張聞之身邊帶著一塊玉。


    不知道什麽朝代傳下來的東西, 上好的羊脂白, 雕成了朱雀圖案。自他記事起, 就一直帶在身上——那畢竟是他母親的遺物。


    他最開始隨身帶著這枚朱雀玉符隻是為了紀念父母,直到後來一次偶然, 發現了寄身玉中的魂魄。

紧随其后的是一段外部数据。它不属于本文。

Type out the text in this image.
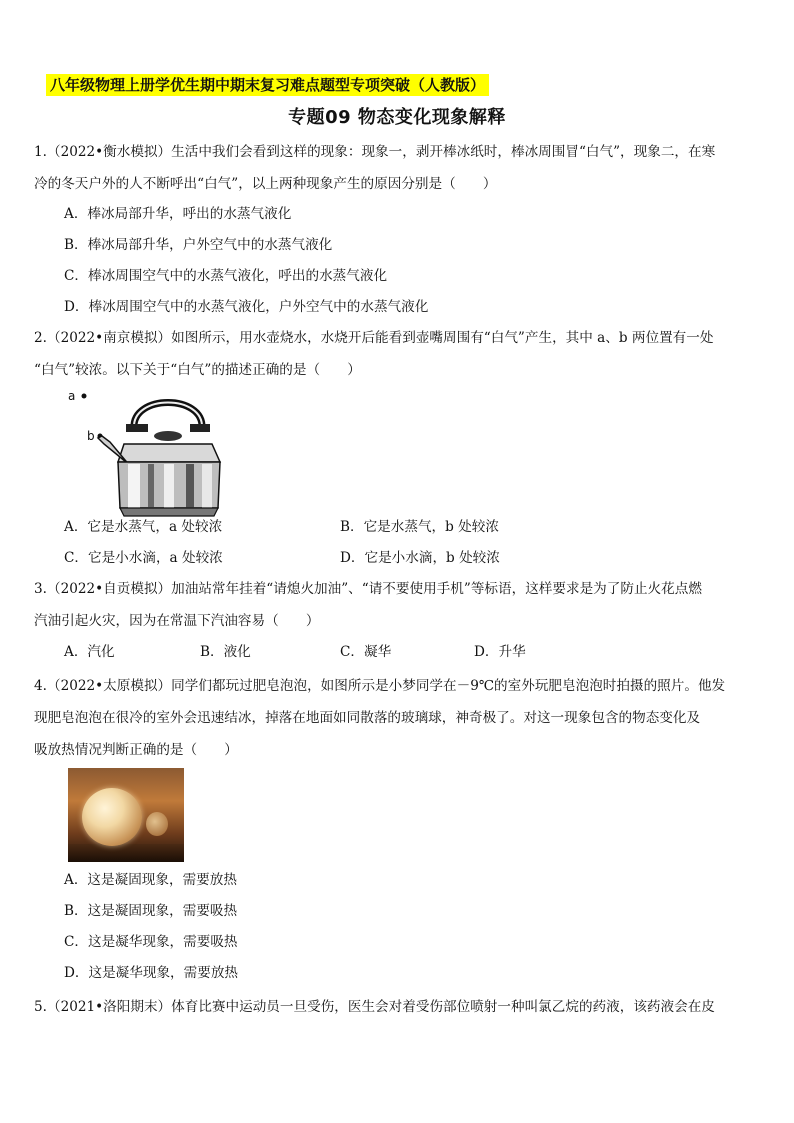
八年级物理上册学优生期中期末复习难点题型专项突破（人教版）
专题09 物态变化现象解释
1.（2022•衡水模拟）生活中我们会看到这样的现象：现象一，剥开棒冰纸时，棒冰周围冒“白气”，现象二，在寒
冷的冬天户外的人不断呼出“白气”，以上两种现象产生的原因分别是（　　）
A．棒冰局部升华，呼出的水蒸气液化
B．棒冰局部升华，户外空气中的水蒸气液化
C．棒冰周围空气中的水蒸气液化，呼出的水蒸气液化
D．棒冰周围空气中的水蒸气液化，户外空气中的水蒸气液化
2.（2022•南京模拟）如图所示，用水壶烧水，水烧开后能看到壶嘴周围有“白气”产生，其中 a、b 两位置有一处
“白气”较浓。以下关于“白气”的描述正确的是（　　）
a
b
A．它是水蒸气，a 处较浓	B．它是水蒸气，b 处较浓
C．它是小水滴，a 处较浓	D．它是小水滴，b 处较浓
3.（2022•自贡模拟）加油站常年挂着“请熄火加油”、“请不要使用手机”等标语，这样要求是为了防止火花点燃
汽油引起火灾，因为在常温下汽油容易（　　）
A．汽化	B．液化	C．凝华	D．升华
4.（2022•太原模拟）同学们都玩过肥皂泡泡，如图所示是小梦同学在－9℃的室外玩肥皂泡泡时拍摄的照片。他发
现肥皂泡泡在很冷的室外会迅速结冰，掉落在地面如同散落的玻璃球，神奇极了。对这一现象包含的物态变化及
吸放热情况判断正确的是（　　）
A．这是凝固现象，需要放热
B．这是凝固现象，需要吸热
C．这是凝华现象，需要吸热
D．这是凝华现象，需要放热
5.（2021•洛阳期末）体育比赛中运动员一旦受伤，医生会对着受伤部位喷射一种叫氯乙烷的药液，该药液会在皮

    這隻魂魄應該屬於古代的某位高人, 然而那位高人雖然指點了他不少, 卻不肯告訴他自己的名字, 隻讓他叫自己謝先生。


    ——但是,姬玲瓏為什麽能知道?!


    朱雀玉符和謝先生是張聞之最大的秘密,他敢肯定自己沒有向任何人提起過。


    想到這裏, 張聞之神色陰沉地看向虞兮, 那張凜冽妖冶的容貌在他眼裏已經沒有了任何美感,隻剩下深深的警惕和危險。


    似乎是知道他在想什麽,虞兮目光在酒店的裝飾上隨意地滑過,然後撩起眼睛看著他, 問:“你是不是在想, 我是怎麽知道的?”


    張聞之隻是看著她, 沒有說話。


    “簡單得很, ”虞兮從門框上站起身,手插|進西裝口袋, “你知道的,我天生對這些東西敏感, 你身上還有另一隻魂魄, 我當然看得出來。”


    張聞之微微閉眼, 調勻呼吸,定下心神,然後重新睜眼看向虞兮,冷聲說:“那你更應該知道,我不可能借。”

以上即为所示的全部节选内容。